Uzakdoğu
yakın dövüş sporları kadınlar arasında giderek yaygınlaşıyor. Hem
kendini korumayı hem de formda kalmayı tercih edenler, artık bu sporları
yapmak için salonlarının yolunu tutuyor.
Kilo
vermek, kalori yakmak, selülitsiz fit bir vücuda sahip olmak hangi
kadının hayali değildir ki? Bu uğurda spor salonlarında dökülen ter ve
güzellik salonlarında harcanan paralar, bir ülkeyi ekonomik krizden bile
kurtarabilir. Yöntemler farklı olsa bile hedef hepimiz için aynı: Fazla
kilolardan kurtulmak. Şöyle bir geriye dönüp bakacak olursak 80'lerde
Jane Fonda ile aerobic yaptık. 90'lar step yıllarıydı. 2000'de yoga ile
bedenlerimize hükmetmeye başladık. 21. yüzyıl ise hem kendimizi koruyup
hem de formda kalacağımız Uzakdoğu yakın dövüş sporlarının dönemi ve
tıpkı "Charlie'nin Melekleri" gibi zarif bedenlerle kaya kadar sert
olmayı öğrenmenin vakti.
Uzak
Doğu sporlarla sadece vücutlarımızı değil öz güvenlerimizi de
tazeliyoruz. Christy Turlington, Madonna, Jeniffer Aniston, Janiffer
Lopez gibi milenyumun yıldızları da bu sporlarla kalori harcamayı tercih
ediyor artık. Üstelik kullanılan koruyucu malzemeler sayesinde herhangi
bir kazaya kurban gitmek de neredeyse imkansız. Eldivenler, başlıklar,
dizlikler ve tekmelikler darbe almadan ve yaralanmadan dövüşmeyi
sağlıyor. Yani kimse, gözünde açan mor çiçekler yüzünden kendini eve
kapamak zorunda kalmıyor. Peki neden elimizin hamuru ile tekmeler,
yumruklar savurmayı tercih eder olduk? Sebeplerden ilkini basit bir
örnekle açıklamak mümkün. Bir saatlik bir KajuKenbo dersi, 400 kalori
tüketmeyi sağlıyor. Özellikle de diet yapan bir kadının günlük harcaması
gereken kalorinin 1200 dolaylarında olduğu göz önüne alındığında
oldukça iyi bir oran. Tabii bununla bitmiyor.
Yoga
ile başlayan Uzakdoğu felsefesine yakınlığımız, KajuKenbo ile farklı
bir boyut kazanıyor. Kasları geliştirerek güçlü ve sağlıklı bedenlere
sahip olmanın yanı sıra temelinde ruhu ve zihni geliştirmeyi; ikisi
arasındaki uyumu yakalamayı barındıran KajuKenbo Sporu, farklı bir
meditasyon yöntemi olarak da görülüyor. Yani bir taşla bir kaç kuş!

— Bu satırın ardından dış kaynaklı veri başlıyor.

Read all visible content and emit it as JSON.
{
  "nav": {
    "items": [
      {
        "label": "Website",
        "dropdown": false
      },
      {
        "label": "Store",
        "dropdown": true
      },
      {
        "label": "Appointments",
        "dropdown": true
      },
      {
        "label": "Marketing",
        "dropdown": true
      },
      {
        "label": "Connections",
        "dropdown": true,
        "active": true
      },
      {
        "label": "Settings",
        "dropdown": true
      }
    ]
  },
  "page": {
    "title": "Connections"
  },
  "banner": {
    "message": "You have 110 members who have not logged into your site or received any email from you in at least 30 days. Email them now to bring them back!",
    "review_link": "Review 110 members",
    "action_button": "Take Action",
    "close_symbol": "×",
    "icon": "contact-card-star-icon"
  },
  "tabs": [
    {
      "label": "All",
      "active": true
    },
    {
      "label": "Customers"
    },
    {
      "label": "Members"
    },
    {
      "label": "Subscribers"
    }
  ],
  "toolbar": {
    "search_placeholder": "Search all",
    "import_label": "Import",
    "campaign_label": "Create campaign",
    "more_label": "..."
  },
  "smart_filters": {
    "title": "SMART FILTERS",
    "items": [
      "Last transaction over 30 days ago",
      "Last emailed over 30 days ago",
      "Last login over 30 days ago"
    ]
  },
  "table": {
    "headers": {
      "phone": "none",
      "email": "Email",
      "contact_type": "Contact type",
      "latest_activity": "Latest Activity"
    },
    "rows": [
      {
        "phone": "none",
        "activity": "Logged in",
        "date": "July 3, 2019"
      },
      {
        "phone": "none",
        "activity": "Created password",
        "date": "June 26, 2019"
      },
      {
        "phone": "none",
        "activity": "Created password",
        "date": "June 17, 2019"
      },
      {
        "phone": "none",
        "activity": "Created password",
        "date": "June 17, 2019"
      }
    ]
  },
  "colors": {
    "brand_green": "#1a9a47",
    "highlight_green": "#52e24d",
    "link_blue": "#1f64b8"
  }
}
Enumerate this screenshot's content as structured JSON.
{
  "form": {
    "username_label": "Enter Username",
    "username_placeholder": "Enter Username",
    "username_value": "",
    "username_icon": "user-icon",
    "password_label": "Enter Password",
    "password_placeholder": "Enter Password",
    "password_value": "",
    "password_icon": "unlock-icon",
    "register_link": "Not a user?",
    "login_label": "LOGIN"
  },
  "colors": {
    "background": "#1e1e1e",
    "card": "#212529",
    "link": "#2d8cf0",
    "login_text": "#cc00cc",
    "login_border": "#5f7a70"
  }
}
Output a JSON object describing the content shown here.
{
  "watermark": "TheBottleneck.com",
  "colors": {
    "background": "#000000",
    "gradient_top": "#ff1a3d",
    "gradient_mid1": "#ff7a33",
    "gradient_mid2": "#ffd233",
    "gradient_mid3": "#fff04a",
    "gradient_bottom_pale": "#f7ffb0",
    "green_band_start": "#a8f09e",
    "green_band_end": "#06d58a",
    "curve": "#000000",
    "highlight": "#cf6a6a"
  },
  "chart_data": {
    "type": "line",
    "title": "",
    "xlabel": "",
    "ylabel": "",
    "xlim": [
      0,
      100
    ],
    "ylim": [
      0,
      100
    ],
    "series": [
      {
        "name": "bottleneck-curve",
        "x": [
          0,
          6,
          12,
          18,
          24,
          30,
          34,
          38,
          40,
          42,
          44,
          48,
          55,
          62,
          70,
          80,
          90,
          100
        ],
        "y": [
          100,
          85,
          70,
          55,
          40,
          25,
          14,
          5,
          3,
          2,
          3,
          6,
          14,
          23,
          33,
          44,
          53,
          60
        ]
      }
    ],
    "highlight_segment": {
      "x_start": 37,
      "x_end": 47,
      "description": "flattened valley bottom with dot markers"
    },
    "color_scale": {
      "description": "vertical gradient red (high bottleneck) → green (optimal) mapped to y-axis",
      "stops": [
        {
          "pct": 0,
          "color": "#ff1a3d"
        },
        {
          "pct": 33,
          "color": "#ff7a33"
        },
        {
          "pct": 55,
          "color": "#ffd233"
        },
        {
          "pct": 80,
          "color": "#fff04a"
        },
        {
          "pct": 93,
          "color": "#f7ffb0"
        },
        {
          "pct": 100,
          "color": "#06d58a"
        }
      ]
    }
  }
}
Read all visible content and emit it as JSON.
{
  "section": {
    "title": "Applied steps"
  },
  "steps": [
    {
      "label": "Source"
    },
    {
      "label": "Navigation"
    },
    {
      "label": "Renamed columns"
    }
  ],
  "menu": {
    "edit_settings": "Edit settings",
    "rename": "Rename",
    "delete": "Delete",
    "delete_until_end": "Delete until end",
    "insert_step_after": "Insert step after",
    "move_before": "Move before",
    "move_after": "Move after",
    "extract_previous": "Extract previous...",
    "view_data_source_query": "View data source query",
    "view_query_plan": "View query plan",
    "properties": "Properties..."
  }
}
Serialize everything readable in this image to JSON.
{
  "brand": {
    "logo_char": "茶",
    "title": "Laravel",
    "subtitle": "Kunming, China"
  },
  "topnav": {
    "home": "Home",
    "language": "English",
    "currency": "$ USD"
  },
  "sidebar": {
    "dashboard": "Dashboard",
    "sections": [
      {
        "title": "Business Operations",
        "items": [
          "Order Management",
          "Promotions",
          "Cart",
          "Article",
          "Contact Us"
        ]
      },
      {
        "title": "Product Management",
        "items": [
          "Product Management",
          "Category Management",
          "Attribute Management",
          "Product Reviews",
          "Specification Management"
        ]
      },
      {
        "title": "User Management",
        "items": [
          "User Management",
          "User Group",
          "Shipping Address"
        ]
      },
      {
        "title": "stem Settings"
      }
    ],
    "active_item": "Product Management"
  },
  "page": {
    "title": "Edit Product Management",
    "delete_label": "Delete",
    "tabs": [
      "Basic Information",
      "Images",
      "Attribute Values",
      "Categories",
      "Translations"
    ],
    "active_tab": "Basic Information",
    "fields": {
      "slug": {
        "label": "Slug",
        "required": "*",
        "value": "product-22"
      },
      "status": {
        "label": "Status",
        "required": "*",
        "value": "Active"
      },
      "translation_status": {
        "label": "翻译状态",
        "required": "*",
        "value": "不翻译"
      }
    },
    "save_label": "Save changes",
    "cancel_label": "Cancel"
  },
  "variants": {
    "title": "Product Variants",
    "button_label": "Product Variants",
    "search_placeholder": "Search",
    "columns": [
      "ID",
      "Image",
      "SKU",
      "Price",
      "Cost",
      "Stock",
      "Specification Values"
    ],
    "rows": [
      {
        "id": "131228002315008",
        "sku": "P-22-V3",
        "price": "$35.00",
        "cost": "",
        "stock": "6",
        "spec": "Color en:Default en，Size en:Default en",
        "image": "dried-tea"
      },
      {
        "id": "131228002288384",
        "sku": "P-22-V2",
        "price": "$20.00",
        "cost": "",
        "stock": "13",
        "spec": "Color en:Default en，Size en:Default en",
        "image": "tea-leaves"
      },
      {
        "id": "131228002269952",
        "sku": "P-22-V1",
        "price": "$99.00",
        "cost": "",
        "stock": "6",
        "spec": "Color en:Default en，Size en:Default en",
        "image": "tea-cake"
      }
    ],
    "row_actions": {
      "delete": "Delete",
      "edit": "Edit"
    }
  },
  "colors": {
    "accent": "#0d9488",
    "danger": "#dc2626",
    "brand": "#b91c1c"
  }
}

Güzel bir vücuda sahip olmanın yanı sıra işin felsefi boyutuyla
ilgilenenlerin sayısı da azımsanmayacak ölçüde. Bir diğer önemli sebep
ise günümüzde kadınların kendilerini korumaya daha çok ihtiyaç
duymaları. Özellikle son yıllarda artan gasp ve şiddet olaylarına karşı
bir çözüm yolu arayışında olan kadınlar, KajuKenbo sporunu tercih
ediyor. Hatta KajuKenbo dersleri veren eğitmen konumundaki kadınlara
bile rastlamak mümkün.
Giderek
bir trend halini alan bu spor, kadınların hayatlarının önemli bir
parçası olma yolunda çünkü öğrencilerden, yöneticilere kadar bir çok
genç kadın, KajuKenbo öğrenerek yaşam biçimlerini değiştirme eğiliminde.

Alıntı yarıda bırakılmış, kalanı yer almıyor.